The total cost is estimated at $185 million to $954 million per year.

What that means for the household electric bill, in the primarily coal-burning region that includes West Virginia, is estimated at 14 cents to 60 cents  per month.

The agency also announced its intention to align this rule with a related rule for coal ash originally proposed in 2010 and still in development under much scrutiny from the coal and power industries and citizens' groups. The two rules would apply to many of the same facilities and would work together to reduce pollution associated with coal ash and related wastes. EPA is seeking comment to ensure that both final rules are aligned to reduce pollution efficiently and minimize regulatory burdens.
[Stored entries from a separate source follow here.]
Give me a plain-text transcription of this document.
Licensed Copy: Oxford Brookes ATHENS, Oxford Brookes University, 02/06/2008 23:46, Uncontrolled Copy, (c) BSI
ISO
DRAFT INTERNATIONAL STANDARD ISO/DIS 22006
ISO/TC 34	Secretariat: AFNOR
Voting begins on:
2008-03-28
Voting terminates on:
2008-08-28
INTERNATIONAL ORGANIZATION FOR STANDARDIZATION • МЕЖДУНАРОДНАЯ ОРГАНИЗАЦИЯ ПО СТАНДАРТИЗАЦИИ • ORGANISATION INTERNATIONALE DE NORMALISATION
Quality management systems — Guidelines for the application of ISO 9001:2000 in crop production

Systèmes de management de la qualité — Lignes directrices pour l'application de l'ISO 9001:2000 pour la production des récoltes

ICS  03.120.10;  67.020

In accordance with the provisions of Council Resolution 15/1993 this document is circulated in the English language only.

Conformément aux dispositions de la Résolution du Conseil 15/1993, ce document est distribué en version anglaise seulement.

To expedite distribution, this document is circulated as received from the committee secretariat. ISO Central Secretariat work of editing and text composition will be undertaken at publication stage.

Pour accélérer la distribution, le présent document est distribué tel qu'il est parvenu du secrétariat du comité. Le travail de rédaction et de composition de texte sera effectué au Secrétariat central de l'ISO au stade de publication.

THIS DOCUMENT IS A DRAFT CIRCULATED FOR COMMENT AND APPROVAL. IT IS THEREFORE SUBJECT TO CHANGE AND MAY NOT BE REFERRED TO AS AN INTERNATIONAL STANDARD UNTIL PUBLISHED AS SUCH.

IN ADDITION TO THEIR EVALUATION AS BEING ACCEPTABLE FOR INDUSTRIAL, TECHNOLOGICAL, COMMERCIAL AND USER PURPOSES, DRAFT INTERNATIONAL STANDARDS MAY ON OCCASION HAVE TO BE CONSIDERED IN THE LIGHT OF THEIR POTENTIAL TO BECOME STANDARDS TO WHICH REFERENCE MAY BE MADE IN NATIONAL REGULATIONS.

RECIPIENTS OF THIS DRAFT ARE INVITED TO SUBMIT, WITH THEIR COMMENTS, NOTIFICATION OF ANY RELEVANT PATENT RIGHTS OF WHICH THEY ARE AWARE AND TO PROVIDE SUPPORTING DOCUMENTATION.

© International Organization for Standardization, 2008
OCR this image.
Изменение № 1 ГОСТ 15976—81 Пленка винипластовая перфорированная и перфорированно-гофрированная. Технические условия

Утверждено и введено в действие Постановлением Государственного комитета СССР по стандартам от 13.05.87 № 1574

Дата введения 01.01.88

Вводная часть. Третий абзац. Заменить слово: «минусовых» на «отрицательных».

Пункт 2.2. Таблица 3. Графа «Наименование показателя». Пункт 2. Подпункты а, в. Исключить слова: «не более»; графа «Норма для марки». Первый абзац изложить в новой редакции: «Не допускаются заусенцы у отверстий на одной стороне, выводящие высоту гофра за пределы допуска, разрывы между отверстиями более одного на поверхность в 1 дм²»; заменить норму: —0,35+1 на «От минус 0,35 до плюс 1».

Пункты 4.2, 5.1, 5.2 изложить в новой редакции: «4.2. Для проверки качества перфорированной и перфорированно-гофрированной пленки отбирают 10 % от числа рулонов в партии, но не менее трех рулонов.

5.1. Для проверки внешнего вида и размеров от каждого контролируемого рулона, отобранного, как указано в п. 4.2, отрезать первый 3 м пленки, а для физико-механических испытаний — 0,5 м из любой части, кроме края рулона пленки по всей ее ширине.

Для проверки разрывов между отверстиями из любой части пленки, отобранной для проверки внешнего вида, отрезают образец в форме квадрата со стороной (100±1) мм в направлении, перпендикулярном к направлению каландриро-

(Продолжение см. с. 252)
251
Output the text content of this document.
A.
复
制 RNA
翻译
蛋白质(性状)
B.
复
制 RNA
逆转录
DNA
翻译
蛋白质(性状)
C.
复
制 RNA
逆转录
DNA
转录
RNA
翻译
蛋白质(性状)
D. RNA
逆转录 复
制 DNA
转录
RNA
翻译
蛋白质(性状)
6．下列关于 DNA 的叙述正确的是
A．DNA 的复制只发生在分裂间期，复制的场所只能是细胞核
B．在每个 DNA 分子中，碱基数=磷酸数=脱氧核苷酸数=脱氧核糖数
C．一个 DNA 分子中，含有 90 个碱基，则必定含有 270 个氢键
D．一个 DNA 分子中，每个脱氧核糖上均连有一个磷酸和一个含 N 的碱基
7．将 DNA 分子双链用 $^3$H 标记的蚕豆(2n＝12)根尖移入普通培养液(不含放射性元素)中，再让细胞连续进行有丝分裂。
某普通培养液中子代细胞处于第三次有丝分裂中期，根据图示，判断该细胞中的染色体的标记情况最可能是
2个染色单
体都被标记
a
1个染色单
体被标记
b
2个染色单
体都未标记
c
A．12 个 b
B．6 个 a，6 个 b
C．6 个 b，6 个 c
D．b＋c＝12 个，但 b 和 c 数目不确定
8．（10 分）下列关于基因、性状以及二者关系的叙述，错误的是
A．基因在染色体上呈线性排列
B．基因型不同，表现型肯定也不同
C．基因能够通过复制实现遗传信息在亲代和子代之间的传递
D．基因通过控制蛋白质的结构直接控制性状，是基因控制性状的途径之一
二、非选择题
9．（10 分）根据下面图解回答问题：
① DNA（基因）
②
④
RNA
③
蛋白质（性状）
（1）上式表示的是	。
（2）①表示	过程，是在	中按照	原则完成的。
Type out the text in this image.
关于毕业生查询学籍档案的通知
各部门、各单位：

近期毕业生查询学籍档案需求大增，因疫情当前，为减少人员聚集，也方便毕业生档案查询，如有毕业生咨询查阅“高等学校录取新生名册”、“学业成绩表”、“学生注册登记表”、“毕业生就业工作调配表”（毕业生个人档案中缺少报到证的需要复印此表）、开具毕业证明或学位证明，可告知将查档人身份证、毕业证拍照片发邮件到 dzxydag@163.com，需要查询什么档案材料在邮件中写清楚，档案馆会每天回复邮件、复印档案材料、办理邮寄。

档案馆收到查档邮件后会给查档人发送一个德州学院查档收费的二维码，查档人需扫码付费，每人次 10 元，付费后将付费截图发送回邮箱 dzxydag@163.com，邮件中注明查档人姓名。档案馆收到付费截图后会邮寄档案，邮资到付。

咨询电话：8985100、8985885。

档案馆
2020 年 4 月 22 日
The Sierra Club, which sued to have the effluent standards updated, applauded the proposal, calling the standards in their strongest form "commonsense and affordable."

Next steps

Public comment on the proposed rule will be accepted for 60 days after publication in the Federal Register at http://www.regulations.gov; use docket ID number EPA-HQOW-2009-0819. Comments also may be emailed, with reference to the docket ID number, to OW-Docket@epa.gov or mailed to Water Docket, U.S. Environmental Protection Agency, Mail code: 4203M, 1200 Pennsylvania Ave., NW., Washington, D.C. 20460.

The agency is under a consent decree to take final action by May 22, 2014.

History and supporting documents are available on the agency's steam electric power generating effluent guidelines web  page.